Он окинул взглядом просторную комнату. Стены, как и большая кровать с балдахином, были обтянуты полупарчой цвета слоновой кости с рисунком в виде зеленых с золотом лавровых деревьев. В спальне царил беспорядок, нередко окружающий красивую женщину, когда она путешествует. Только один из трех задвинутых в угол чемоданов был раскрыт, из двух, стоявших прямо на тканом восточном ковре, небольших баулов вываливался прелестный ворох батиста, кружев и шелка. Нигде не было видно ни одной шляпной картонки. Зато туалетный столик, покрытый атласом цвета слоновой кости, был заставлен склянками, коробочками, баночками и всеми многочисленными и милыми орудиями, необходимыми для поддержания красоты.
– Я пришлю вам Ливию. Она поможет вам лечь в постель, а потом уничтожит этот прелестный беспорядок... Тем временем для вас приготовят ужин. Вам необходимо подкрепиться. Чего бы вам хотелось? Бульон, чай...
Анелька, словно подброшенная пружиной, вскочила с постели и выкрикнула:
– Ничего подобного! Бокал шампанского, и то если вы выпьете вместе со мной. По-моему, совсем неплохое начало для брачной ночи, а? Что касается горничной, мне она тоже не нужна! Разве не принято, чтобы муж сам раздевал новобрачную?
Поставив колено на кресло и опершись руками на спинку, она приняла самую соблазнительную позу. Белый бархат платья, прикрытый каскадом жемчуга – подарок первого мужа, – обрисовывал прелестные формы и оставлял обнаженными тонкие руки и нежную шею, а глубокий узкий вырез спускался углом между грудей почти до пояса. Она улыбалась, словно забыв о поразившем ее глубоком горе. Морозини подумал: она не теряет времени, чтобы привести в боевую готовность все средства, которые в их недавнем разговоре назвала природным оружием любящей женщины. Только новобрачный уже не мог поверить в ее любовь.
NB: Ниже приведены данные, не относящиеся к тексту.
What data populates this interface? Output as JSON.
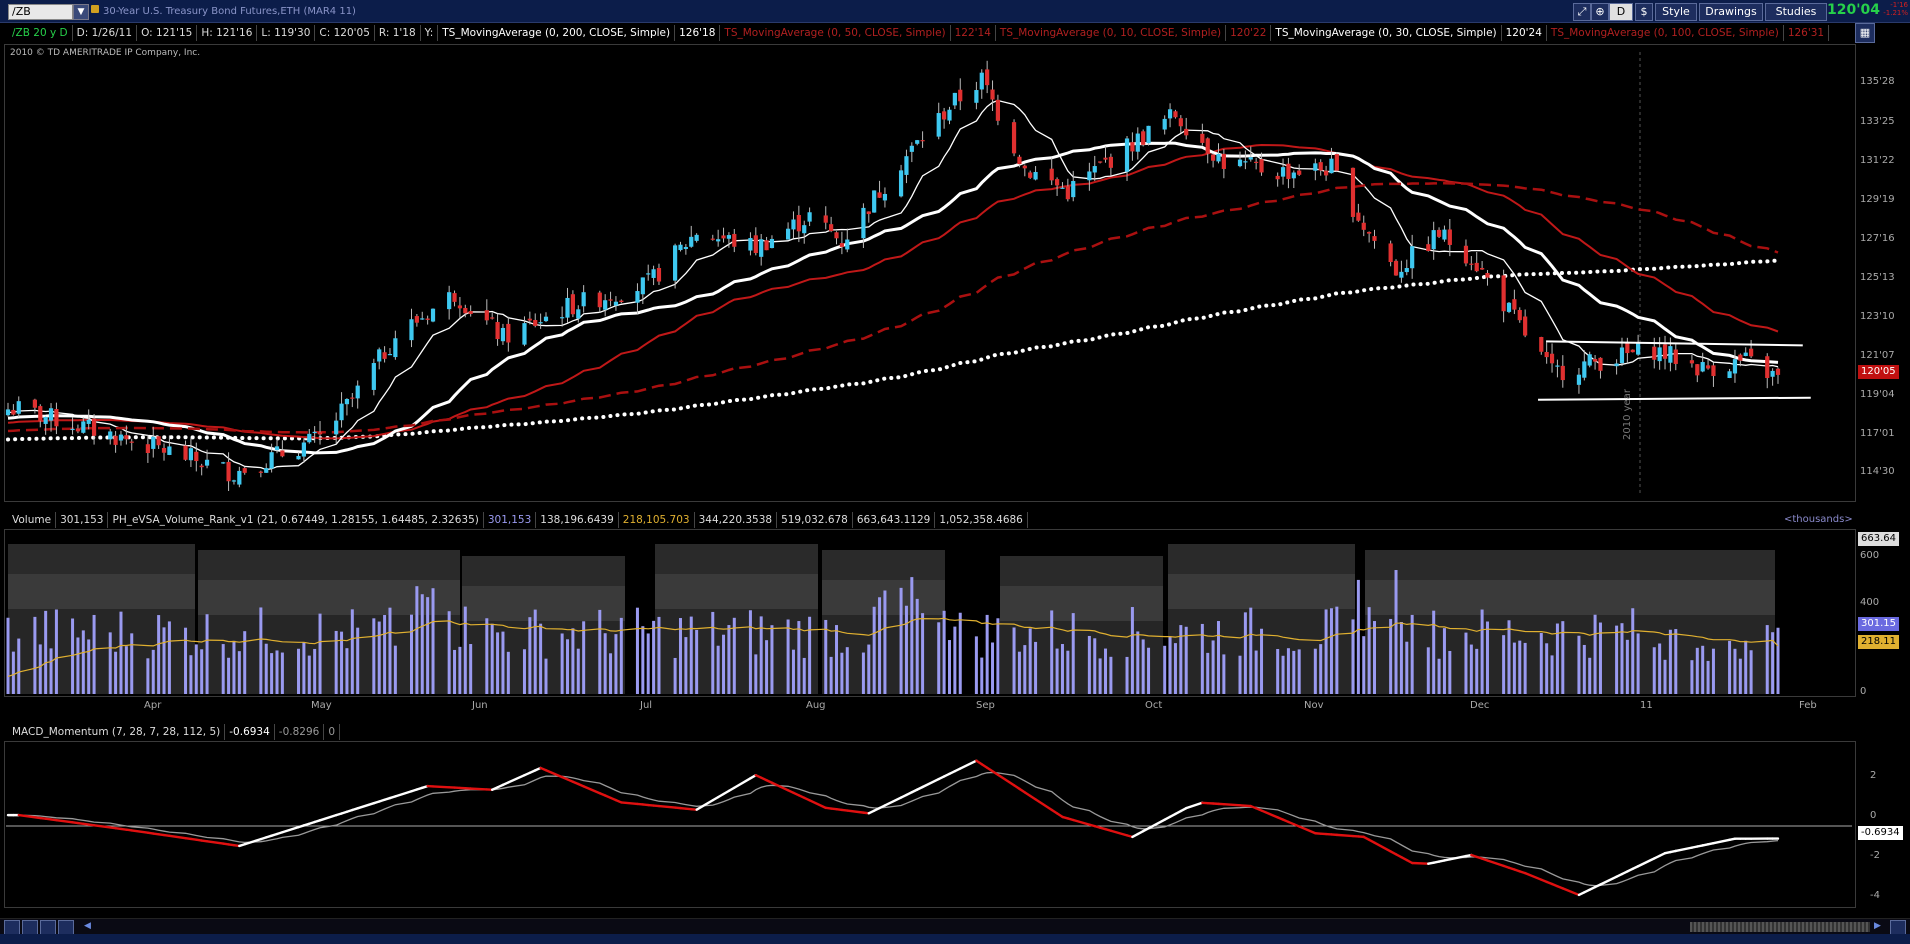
{
  "window": {
    "symbol": "/ZB",
    "instrument_title": "30-Year U.S. Treasury Bond Futures,ETH (MAR4 11)",
    "last_price": "120'04",
    "net_change_up": "-1'16",
    "net_change_down": "-1.21%",
    "style_label": "Style",
    "drawings_label": "Drawings",
    "studies_label": "Studies",
    "period_label": "D"
  },
  "info": {
    "aggregation": "/ZB 20 y D",
    "date": "D: 1/26/11",
    "open": "O: 121'15",
    "high": "H: 121'16",
    "low": "L: 119'30",
    "close": "C: 120'05",
    "range": "R: 1'18",
    "y": "Y:",
    "ma200_label": "TS_MovingAverage (0, 200, CLOSE, Simple)",
    "ma200_value": "126'18",
    "ma50_label": "TS_MovingAverage (0, 50, CLOSE, Simple)",
    "ma50_value": "122'14",
    "ma10_label": "TS_MovingAverage (0, 10, CLOSE, Simple)",
    "ma10_value": "120'22",
    "ma30_label": "TS_MovingAverage (0, 30, CLOSE, Simple)",
    "ma30_value": "120'24",
    "ma100_label": "TS_MovingAverage (0, 100, CLOSE, Simple)",
    "ma100_value": "126'31"
  },
  "copyright": "2010 © TD AMERITRADE IP Company, Inc.",
  "price_axis": [
    "135'28",
    "133'25",
    "131'22",
    "129'19",
    "127'16",
    "125'13",
    "123'10",
    "121'07",
    "119'04",
    "117'01",
    "114'30"
  ],
  "current_price_tag": "120'05",
  "year_marker": "2010 year",
  "volume_legend": {
    "label": "Volume",
    "volume": "301,153",
    "study": "PH_eVSA_Volume_Rank_v1 (21, 0.67449, 1.28155, 1.64485, 2.32635)",
    "v1": "301,153",
    "v2": "138,196.6439",
    "v3": "218,105.703",
    "v4": "344,220.3538",
    "v5": "519,032.678",
    "v6": "663,643.1129",
    "v7": "1,052,358.4686",
    "units": "<thousands>"
  },
  "volume_axis": [
    "600",
    "400",
    "200",
    "0"
  ],
  "volume_tags": {
    "top": "663.64",
    "volume": "301.15",
    "average": "218.11"
  },
  "months": [
    "Apr",
    "May",
    "Jun",
    "Jul",
    "Aug",
    "Sep",
    "Oct",
    "Nov",
    "Dec",
    "11",
    "Feb"
  ],
  "macd_legend": {
    "label": "MACD_Momentum (7, 28, 7, 28, 112, 5)",
    "v1": "-0.6934",
    "v2": "-0.8296",
    "v3": "0"
  },
  "macd_axis": [
    "2",
    "0",
    "-2",
    "-4"
  ],
  "macd_tag": "-0.6934",
  "colors": {
    "up": "#3ec8f0",
    "down": "#e03030",
    "volume_bar": "#9a9af0",
    "volume_avg": "#e0b030",
    "title_bg": "#0c1d4a",
    "macd_up": "#ffffff",
    "macd_down": "#e01010",
    "macd_signal": "#999999"
  },
  "chart_data": {
    "type": "candlestick",
    "x_range": [
      "2010-03",
      "2011-02"
    ],
    "ylim": [
      114,
      136.5
    ],
    "price_anchors": [
      {
        "date": "2010-03-05",
        "close": 118.5
      },
      {
        "date": "2010-04-01",
        "close": 116.4
      },
      {
        "date": "2010-04-14",
        "close": 115.2
      },
      {
        "date": "2010-04-30",
        "close": 117.0
      },
      {
        "date": "2010-05-06",
        "close": 119.0
      },
      {
        "date": "2010-05-14",
        "close": 122.3
      },
      {
        "date": "2010-05-25",
        "close": 124.5
      },
      {
        "date": "2010-06-03",
        "close": 122.2
      },
      {
        "date": "2010-06-15",
        "close": 123.8
      },
      {
        "date": "2010-06-30",
        "close": 125.0
      },
      {
        "date": "2010-07-09",
        "close": 127.7
      },
      {
        "date": "2010-07-20",
        "close": 126.9
      },
      {
        "date": "2010-07-30",
        "close": 128.5
      },
      {
        "date": "2010-08-05",
        "close": 127.2
      },
      {
        "date": "2010-08-16",
        "close": 131.3
      },
      {
        "date": "2010-08-25",
        "close": 134.2
      },
      {
        "date": "2010-08-31",
        "close": 135.6
      },
      {
        "date": "2010-09-08",
        "close": 131.0
      },
      {
        "date": "2010-09-16",
        "close": 129.8
      },
      {
        "date": "2010-09-24",
        "close": 131.5
      },
      {
        "date": "2010-10-06",
        "close": 133.8
      },
      {
        "date": "2010-10-15",
        "close": 131.3
      },
      {
        "date": "2010-10-25",
        "close": 130.8
      },
      {
        "date": "2010-11-04",
        "close": 131.0
      },
      {
        "date": "2010-11-10",
        "close": 128.0
      },
      {
        "date": "2010-11-16",
        "close": 125.7
      },
      {
        "date": "2010-11-24",
        "close": 127.6
      },
      {
        "date": "2010-11-30",
        "close": 126.4
      },
      {
        "date": "2010-12-07",
        "close": 123.6
      },
      {
        "date": "2010-12-15",
        "close": 120.4
      },
      {
        "date": "2010-12-22",
        "close": 120.9
      },
      {
        "date": "2011-01-03",
        "close": 121.6
      },
      {
        "date": "2011-01-12",
        "close": 120.6
      },
      {
        "date": "2011-01-20",
        "close": 121.0
      },
      {
        "date": "2011-01-26",
        "close": 120.1
      }
    ],
    "moving_averages": [
      {
        "name": "TS_MovingAverage (0, 200, CLOSE, Simple)",
        "last": 126.56,
        "style": "dotted-thick-white"
      },
      {
        "name": "TS_MovingAverage (0, 50, CLOSE, Simple)",
        "last": 122.44,
        "style": "solid-red"
      },
      {
        "name": "TS_MovingAverage (0, 10, CLOSE, Simple)",
        "last": 120.69,
        "style": "solid-thin-white"
      },
      {
        "name": "TS_MovingAverage (0, 30, CLOSE, Simple)",
        "last": 120.75,
        "style": "solid-thick-white"
      },
      {
        "name": "TS_MovingAverage (0, 100, CLOSE, Simple)",
        "last": 126.97,
        "style": "dashed"
      }
    ],
    "channel": {
      "upper": 121.6,
      "lower": 119.2,
      "start": "2010-12-15",
      "end": "2011-01-28"
    },
    "volume_ylim": [
      0,
      700
    ],
    "volume_last": 301.15,
    "volume_average_last": 218.11,
    "macd_ylim": [
      -4.3,
      4.3
    ],
    "macd_last": -0.6934,
    "macd_signal_last": -0.8296,
    "macd_anchors": [
      {
        "date": "2010-03-05",
        "v": 0.6
      },
      {
        "date": "2010-03-25",
        "v": -0.2
      },
      {
        "date": "2010-04-15",
        "v": -1.1
      },
      {
        "date": "2010-05-20",
        "v": 2.2
      },
      {
        "date": "2010-06-01",
        "v": 2.0
      },
      {
        "date": "2010-06-10",
        "v": 3.2
      },
      {
        "date": "2010-06-25",
        "v": 1.3
      },
      {
        "date": "2010-07-09",
        "v": 0.9
      },
      {
        "date": "2010-07-20",
        "v": 2.8
      },
      {
        "date": "2010-08-02",
        "v": 1.0
      },
      {
        "date": "2010-08-10",
        "v": 0.7
      },
      {
        "date": "2010-08-30",
        "v": 3.6
      },
      {
        "date": "2010-09-15",
        "v": 0.5
      },
      {
        "date": "2010-09-28",
        "v": -0.6
      },
      {
        "date": "2010-10-10",
        "v": 1.3
      },
      {
        "date": "2010-10-20",
        "v": 1.1
      },
      {
        "date": "2010-11-01",
        "v": -0.4
      },
      {
        "date": "2010-11-10",
        "v": -0.6
      },
      {
        "date": "2010-11-20",
        "v": -2.2
      },
      {
        "date": "2010-11-30",
        "v": -1.6
      },
      {
        "date": "2010-12-10",
        "v": -2.6
      },
      {
        "date": "2010-12-20",
        "v": -3.8
      },
      {
        "date": "2011-01-05",
        "v": -1.5
      },
      {
        "date": "2011-01-18",
        "v": -0.7
      },
      {
        "date": "2011-01-26",
        "v": -0.6934
      }
    ]
  }
}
И, откровенно говоря, она вообще мало его интересовала...
Избрав стратегию отступления, князь прислонился к камину и закурил сигарету.
– Рад видеть, что вам лучше, – заметил он. – Это облегчает для меня дело. Лучше сразу же договориться о том, каким будет наше совместное существование. Внешне мы будем в добром согласии. Я буду обращаться с вами почтительно и любезно. Но больше – ничего!
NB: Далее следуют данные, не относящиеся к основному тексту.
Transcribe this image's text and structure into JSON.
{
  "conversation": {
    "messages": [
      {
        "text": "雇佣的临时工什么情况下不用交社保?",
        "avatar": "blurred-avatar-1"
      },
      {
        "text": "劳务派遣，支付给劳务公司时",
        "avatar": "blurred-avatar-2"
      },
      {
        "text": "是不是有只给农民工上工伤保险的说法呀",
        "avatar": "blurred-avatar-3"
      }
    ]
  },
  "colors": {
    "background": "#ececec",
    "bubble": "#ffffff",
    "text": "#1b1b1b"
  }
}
– Ничего? Что вы хотите этим сказать? Наивность ее вопроса заставила Альдо улыбнуться.
– По-моему, я высказался достаточно ясно: вы будете моей женой только по имени, но не на деле.
– Вы не ляжете сегодня со мной в постель? – с присущей ей прямотой удивилась Анелька.
– Ни сегодня, ни вообще когда-нибудь! И не принимайтесь, пожалуйста, плакать! Вы принудили меня к этому браку...
– Не я!
– Ну хватит! Вы могли бы догадаться, что ваш способ добиваться своего мне не понравится. Более того, если бы вы действительно, как уверяете, любили меня, вы никогда не согласились бы подвергнуть меня такому... унижению! И тем более участвовать в этом омерзительном шантаже!
– Вам их вернули, ваших слуг!
– И на том спасибо! Не то вас бы здесь не было, а вашего отца, наверное, уже не было бы в живых!
– Вы бы его убили? Из-за этих людей?
– Без колебаний! Впрочем, это едва не произошло... Запомните! Эти люди, как вы выражаетесь, бесконечно дороги мне.
– И ради них вы на мне женились?
Не стройте из себя дурочку! Вы прекрасно об этом знали, но хотели влезть в мой дом любой ценой. Вы добились своего: постарайтесь этим удовлетвориться! Итак. Вы можете уходить и приходить, когда вам вздумается, путешествовать, если вам это нравится, но при двух условиях: не мешайте мне и не марайте имя, которое я вынужден был вам дать! Спокойной ночи!
Насмешливо улыбнувшись, Морозини поклонился и вышел из комнаты, не желая слышать криков ярости, которых не могли заглушить даже толстые стены. Анелька, разумеется, выместит свою злость на каких-нибудь безделушках, но, если такой ценой покупается спокойствие, он был готов предоставлять их в ее распоряжение до бесконечности. Постаравшись только выбрать не самые ценные...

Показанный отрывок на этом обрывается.